Data for: Oxygen Isotope Analyses of Phosphate and Organophosphorus Compounds by Electrospray Ionization Orbitrap Mass Spectrometry

Orbitrap mass spectrometry with electrospray ionization (ESI-Orbitrap MS) enables 18O/16O ratio measurements in phosphate and organophosphorus compounds. Its use for studying metabolic processes that involve phosphoryl transfer reactions and mitigation of organophosphorus pollutants is therefore of particular interest. While the instrumental feasibility of such 18O/16O ratio measurements has been shown, the applicability of such analyses in aqueous matrices on multi-purpose mass spectrometers remains unaddressed.
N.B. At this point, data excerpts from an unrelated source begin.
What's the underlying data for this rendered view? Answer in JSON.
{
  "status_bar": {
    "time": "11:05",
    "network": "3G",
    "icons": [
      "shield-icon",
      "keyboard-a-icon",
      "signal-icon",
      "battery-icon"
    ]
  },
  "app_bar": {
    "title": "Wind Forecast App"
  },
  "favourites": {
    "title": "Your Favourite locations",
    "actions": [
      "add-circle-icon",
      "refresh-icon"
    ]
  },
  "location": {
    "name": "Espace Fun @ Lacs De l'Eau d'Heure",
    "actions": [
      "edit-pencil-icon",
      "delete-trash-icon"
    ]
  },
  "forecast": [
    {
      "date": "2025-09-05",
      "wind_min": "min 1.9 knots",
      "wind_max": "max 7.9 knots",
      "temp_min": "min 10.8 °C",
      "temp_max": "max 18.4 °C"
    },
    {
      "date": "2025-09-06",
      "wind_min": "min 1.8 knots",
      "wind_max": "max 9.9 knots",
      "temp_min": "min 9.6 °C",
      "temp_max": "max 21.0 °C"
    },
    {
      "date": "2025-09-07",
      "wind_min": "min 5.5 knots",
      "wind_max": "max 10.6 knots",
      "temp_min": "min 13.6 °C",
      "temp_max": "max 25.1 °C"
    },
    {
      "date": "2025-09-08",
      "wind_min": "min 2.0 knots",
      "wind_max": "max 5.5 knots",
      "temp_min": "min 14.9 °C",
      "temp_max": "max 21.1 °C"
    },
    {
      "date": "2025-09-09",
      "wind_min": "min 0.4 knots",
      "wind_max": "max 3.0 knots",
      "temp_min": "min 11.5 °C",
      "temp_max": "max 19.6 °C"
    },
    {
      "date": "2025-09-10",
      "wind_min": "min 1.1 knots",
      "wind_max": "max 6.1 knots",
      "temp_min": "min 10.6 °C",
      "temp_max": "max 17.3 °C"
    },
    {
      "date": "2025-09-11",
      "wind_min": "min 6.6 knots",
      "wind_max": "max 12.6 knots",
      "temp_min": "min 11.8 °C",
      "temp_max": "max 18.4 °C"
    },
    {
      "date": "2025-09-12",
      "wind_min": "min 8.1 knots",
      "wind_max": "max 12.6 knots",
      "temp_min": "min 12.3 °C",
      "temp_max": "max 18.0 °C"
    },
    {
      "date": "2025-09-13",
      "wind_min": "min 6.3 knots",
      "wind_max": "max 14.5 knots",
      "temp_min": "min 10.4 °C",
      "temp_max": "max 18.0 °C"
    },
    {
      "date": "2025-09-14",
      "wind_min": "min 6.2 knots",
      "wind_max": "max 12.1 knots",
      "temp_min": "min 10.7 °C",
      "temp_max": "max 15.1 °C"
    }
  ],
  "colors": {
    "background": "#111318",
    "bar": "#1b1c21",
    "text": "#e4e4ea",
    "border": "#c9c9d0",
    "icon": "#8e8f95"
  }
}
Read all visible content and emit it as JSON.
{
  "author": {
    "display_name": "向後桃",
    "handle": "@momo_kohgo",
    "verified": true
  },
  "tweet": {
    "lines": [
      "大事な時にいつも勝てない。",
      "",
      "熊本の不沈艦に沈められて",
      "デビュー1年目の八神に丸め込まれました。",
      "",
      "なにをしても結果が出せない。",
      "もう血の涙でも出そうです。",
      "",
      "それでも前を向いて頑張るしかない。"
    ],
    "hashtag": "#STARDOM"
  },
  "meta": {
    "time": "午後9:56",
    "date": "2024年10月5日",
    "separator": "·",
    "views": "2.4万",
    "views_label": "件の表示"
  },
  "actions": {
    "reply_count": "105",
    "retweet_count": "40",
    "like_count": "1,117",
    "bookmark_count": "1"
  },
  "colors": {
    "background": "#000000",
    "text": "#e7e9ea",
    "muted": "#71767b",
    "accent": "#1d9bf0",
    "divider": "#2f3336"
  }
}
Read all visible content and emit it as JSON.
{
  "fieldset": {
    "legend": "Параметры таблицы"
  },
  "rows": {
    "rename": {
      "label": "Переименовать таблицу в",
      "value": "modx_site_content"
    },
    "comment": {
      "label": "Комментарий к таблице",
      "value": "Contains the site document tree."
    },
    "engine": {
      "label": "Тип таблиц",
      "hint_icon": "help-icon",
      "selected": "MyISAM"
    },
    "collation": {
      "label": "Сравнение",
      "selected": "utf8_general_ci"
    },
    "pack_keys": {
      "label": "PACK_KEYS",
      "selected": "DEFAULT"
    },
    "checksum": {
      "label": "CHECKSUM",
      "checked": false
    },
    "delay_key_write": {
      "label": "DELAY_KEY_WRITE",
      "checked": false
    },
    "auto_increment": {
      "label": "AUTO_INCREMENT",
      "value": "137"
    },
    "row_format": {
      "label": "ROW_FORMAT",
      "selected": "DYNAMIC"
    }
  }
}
Here, we (i) evaluated the interplay between instrument parameters and the long-term accuracy and precision of ESI-Orbitrap MS for the determination of δ18O(PO4) from H2PO4- vs. PO3- fragments of phosphate, (ii) identified properties of sample solutions that are critical for accurate and precise measurements, and (iii) propose a sample purification procedure for elimination of matrix-based interferences. In ten measurement campaigns over two years, we found a long-term reproducibility of δ18O(PO4) within ± 2.8‰. Results of in-source fragmentation experiments of H2PO4- to PO3- show excellent agreement in δ18O and offer promising opportunities to probe for 18O/16O ratios in organophosphorus compounds. By investigating the effect of the aqueous matrix and interfering anions on 18O/16O ratio measurements, we found that a water content exceeding 50 vol-\% and the presence of oxyanions such as nitrate and sulfate limit measurement accuracy due to interferences of matrix constituents in the ESI source. To overcome these challenges, we evaluated selective phosphate extraction with zirconium-based metal--organic framework (MOF) as sorbent. The resulting purification procedure enabled the successful extraction and recovery of phosphate from nitrate and sulfate-containing aqueous solutions, resulting in methanolic phosphate samples that enabled accurate analyses of δ18O(PO4) by ESI-Orbitrap MS.